Again it’s listed as a Gravel/Hybrid/MTB but the tracks and green grade cycle route we’ve used for the forest sections offer simple, unchallenging riding on all-weather surfaces. That makes it great for an introduction to gentle off-road riding and off-piste adventuring whatever age and experience your group is. Unfortunately the number of busy, fast roads in the area mean we wouldn’t advise trying to create an on-road alternative to this route, though.
While it’s only classified as a B road it’s best to take care on the road south from Thetford town centre as it can be busy at times. Particularly at the south end where you pass a supermarket and fast-food restaurant. The bike path starts just before the roundabout, though, so you’re soon rolling along parallel to the main road, which is still noisy but safe and with an unspoilt forest view if you look left.
From the bike path you join the now quiet road through the village of Elveden. The name points to the woodland fairy folk having had a significance here for millennia before the planting of the modern forest in the 1920s.
The village also has a large hall which is home to the Guiness family and their excellent farm shop, restaurant and recently opened Dog and Scone tearoom which is great for an early stop. Keep an eye out for the spectacular Corinthian column war memorial too.
Elveden also gives its name to the Center Parcs holiday complex that you’ll pass after taking the bridge over the A11 so again be aware of increased traffic on this stretch of road at times.
After a couple of km you’ll turn right off the road into the Forestry Enterprise section of the forest which has an open-access policy for riders. We’ve plotted our route to intersect with the Green (suitable for all ages and experience levels) graded Shepherd’s Trail to keep navigation easy.
This will wind you gently in an anti-clockwise direction on a variety of simple purpose-built singletrack trails or broad fire roads back to the Forest Centre at High Lodge. Here you’ll find a picnic area, café, toilets, play areas and the start of all the official cycle routes through the forest. There’s a car park here too if you’d rather just drive to the centre and start your ride from here.
From the centre you have a choice of taking the Forest Road or the first 2.5km of the Beater MTB trail. This is a Blue rather than Green trail, but there’s nothing more challenging on the sandy singletrack than a few roots and a couple of tight turns, so if you take it steady it’s a lot of fun.
Follow the trail around to the visitor centre road and turn left to the forest road. Then cross straight over into the forest and follow the fire road straight ahead until you meet the quiet wooded road to Santon Downham. This village was expanded with some rather utilitarian-looking grey houses for forestry workers when Thetford Forest was being created in the 1920s, but the heart is still a lovely collection of traditional brick and flint cobble cottages.

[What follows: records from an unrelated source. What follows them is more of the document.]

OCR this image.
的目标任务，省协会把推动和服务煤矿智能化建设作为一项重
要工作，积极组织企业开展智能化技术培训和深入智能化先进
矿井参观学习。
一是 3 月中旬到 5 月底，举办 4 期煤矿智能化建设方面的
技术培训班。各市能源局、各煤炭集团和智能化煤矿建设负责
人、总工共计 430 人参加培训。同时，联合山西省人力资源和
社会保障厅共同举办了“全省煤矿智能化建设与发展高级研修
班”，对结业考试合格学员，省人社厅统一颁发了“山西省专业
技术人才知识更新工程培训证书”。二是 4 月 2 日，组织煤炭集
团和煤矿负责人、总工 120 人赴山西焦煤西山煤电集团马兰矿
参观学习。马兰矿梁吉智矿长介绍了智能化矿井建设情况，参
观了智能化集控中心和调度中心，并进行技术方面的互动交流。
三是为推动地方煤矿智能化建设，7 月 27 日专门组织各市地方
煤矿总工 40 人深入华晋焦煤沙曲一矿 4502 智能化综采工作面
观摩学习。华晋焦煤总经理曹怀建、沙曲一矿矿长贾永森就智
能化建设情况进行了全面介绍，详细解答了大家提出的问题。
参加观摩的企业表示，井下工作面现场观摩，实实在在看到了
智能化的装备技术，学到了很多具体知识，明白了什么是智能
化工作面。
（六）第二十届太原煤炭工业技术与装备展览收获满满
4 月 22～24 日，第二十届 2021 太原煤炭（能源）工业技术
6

Follow the NCN 30 signs to Santon Warren out of the far side of the village and over the white iron bridge across the River Thet. This featured in episode 50 of the famous ‘Dad’s Army’ Home Guard sitcom, a top-rated TV show with regular viewing figures of almost 20 million in the UK through the late 1960s, ’70s and ’80s; it’s still shown globally to this day.
At this point you’ve got two choices. The official route stays on the road for a km after the bridge before turning right into the warren, following the fire road to the main road crossing and then heading east out of the forest.
Alternatively, you can hook out and back along forest tracks and a short section of quiet road to the prehistoric site of Grimes Graves. We’ve fully detailed the story of this fascinating prehistoric industrial site in the description for Route 1, but with more than 400 mine shafts and linking underground galleries used for flint mining it’s well worth a detour.
Some of the shafts and galleries are still accessible to climb down, but only if the English Heritage-curated site is open. Check visitor times before you make the trek round to the far side where the gate is or just take a look at the heathland site from the open south side.
After carefully crossing the main road follow the broad, but very quiet road 3km eastwards, making the most of the last bit of tranquil, forest bathing on this loop. Turn southwards to roll gently down and then up again to the beautiful unspoilt village of Croxton with its circular church tower and traditional cottages. Cresting the open farmland to the south you’ll roll under the A11 and then back into Thetford ready for some food, your next cycling adventure or both.